En parallèle de son activité prolifique menée avec le label Debemur Morti depuis plus d'une décennie, Phil, patron de cette noble institution a créé il y a deux ans Sundust Records avec la tête pensante de BLUT AUS NORD, Vindsval. Un refuge idéal pour des formations hors-normes, éloignées du carcan black/death qui constitue habituellement les fondations de sa résidence principale. Une sorte de maison de campagne sombre et austère qui a déjà accueilli en ses murs glacés MUTTERLEIN et ERUDITE STONER. Deux chantres d'un style hors des standards actuels, quelque part entre dark-folk expérimental et industriel pour le premier, à mi-chemin entre doom éthéré et post-rock lumineux pour le second.
Troisième larron a avoir posé ses valises chez Sundust, VARSOVIE va affoler les compteurs Linky en baissant encore d'un cran la température dans cette Amityville des temps modernes. Poltergeist insaisissable, le duo au patronyme charbonneux charrie la grisaille pesante de la capitale de l'Est en y apposant une froide marque de fabrique mélancolique. Que ce soit sur ces habiles lignes de chant clair signées Grégory Catherina, qui collent à merveille aux sinistres ambiances délivrées par des guitares habitées, ou sur les parties de batterie percutantes d'Arnaud Destal, VARSOVIE frappe fort sur ce troisième album. Hanté par une mélodie entêtante, le premier morceau éponyme en est une parfaite illustration : guitares à vif, batterie épileptique et basse pêchue, la recette fait mouche. Tout comme sur l'hypnotisant "Killing Anna" ou "Va Dire à Sparte" et ses huit minutes épiques ponctuées d'un refrain enivrant. Qui ne doivent pas occulter l'intensité émotionnelle de "Le Lac" ou la puissance fourbe de l'instru-têtu "Les Chevaux Échappés". Les quatre années qui séparent « Coups et Blessures » de « L'Heure et la Trajectoire » ont indéniablement permis au groupe d'affiner sa recette pour proposer un style ensorcelant où les atmosphères, glaciales et prenantes, sont ici érigées en lignes de conduite.

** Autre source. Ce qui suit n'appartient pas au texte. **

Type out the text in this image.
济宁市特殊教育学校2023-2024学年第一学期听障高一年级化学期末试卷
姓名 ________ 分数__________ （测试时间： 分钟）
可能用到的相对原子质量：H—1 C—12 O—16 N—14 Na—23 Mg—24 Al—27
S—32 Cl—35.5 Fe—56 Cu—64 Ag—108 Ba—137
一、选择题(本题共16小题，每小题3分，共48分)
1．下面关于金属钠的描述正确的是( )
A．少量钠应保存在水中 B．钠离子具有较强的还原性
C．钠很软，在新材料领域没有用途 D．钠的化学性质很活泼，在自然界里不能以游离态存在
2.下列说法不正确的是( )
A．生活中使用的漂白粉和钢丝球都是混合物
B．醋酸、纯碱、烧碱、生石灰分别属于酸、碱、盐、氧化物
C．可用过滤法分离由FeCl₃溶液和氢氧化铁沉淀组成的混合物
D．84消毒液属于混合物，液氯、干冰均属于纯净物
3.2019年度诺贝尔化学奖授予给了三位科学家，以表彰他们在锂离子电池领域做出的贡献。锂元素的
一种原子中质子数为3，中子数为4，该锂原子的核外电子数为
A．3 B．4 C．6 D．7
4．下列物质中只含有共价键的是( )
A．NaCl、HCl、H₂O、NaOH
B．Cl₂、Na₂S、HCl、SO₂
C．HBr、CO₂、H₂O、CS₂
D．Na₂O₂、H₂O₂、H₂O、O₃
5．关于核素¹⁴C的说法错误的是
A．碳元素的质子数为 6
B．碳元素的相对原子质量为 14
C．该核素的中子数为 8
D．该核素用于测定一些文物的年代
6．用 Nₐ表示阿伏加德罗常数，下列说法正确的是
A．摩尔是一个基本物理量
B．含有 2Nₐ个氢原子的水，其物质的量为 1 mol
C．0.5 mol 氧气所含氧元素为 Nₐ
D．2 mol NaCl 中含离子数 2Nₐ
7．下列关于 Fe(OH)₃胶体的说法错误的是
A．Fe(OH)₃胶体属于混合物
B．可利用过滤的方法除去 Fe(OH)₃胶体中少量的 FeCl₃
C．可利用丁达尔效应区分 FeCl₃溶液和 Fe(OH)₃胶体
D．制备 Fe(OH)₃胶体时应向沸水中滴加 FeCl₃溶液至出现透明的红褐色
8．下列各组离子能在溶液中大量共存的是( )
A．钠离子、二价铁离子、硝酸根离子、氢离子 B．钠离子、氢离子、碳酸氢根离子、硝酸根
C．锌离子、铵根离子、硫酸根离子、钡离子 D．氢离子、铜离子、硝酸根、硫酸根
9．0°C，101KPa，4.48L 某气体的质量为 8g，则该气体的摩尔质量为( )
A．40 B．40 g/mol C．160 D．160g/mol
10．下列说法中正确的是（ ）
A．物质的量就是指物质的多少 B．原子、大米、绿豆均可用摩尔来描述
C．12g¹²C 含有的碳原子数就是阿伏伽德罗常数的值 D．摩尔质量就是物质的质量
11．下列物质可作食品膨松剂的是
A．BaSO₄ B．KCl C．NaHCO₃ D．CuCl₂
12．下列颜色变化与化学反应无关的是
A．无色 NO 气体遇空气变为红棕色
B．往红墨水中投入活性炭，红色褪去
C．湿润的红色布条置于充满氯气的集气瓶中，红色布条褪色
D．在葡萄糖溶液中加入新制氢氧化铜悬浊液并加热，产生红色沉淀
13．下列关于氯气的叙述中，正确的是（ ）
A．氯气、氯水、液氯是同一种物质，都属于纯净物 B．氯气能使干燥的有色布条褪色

La production rend quant à elle une copie nette et sans bavures avec un son propre, peaufiné, en aucun cas musculeux et bien loin des grosses Bertha souvent synonymes de cache-misère. Benoit Roux, dans son antre du Drudenhaus, a une fois de plus fait des merveilles aux manettes (ALCEST, NESSERIA et REVERENCE sont notamment passées entre ses mimines expertes). Ajoutez à cela un design inspiré de Dehn Sora et de superbes photos signées Rytis Titas et vous obtiendrez un album qui n'attend plus que vos esgourdes grandes ouvertes pour y déverser ses sombres mélopées.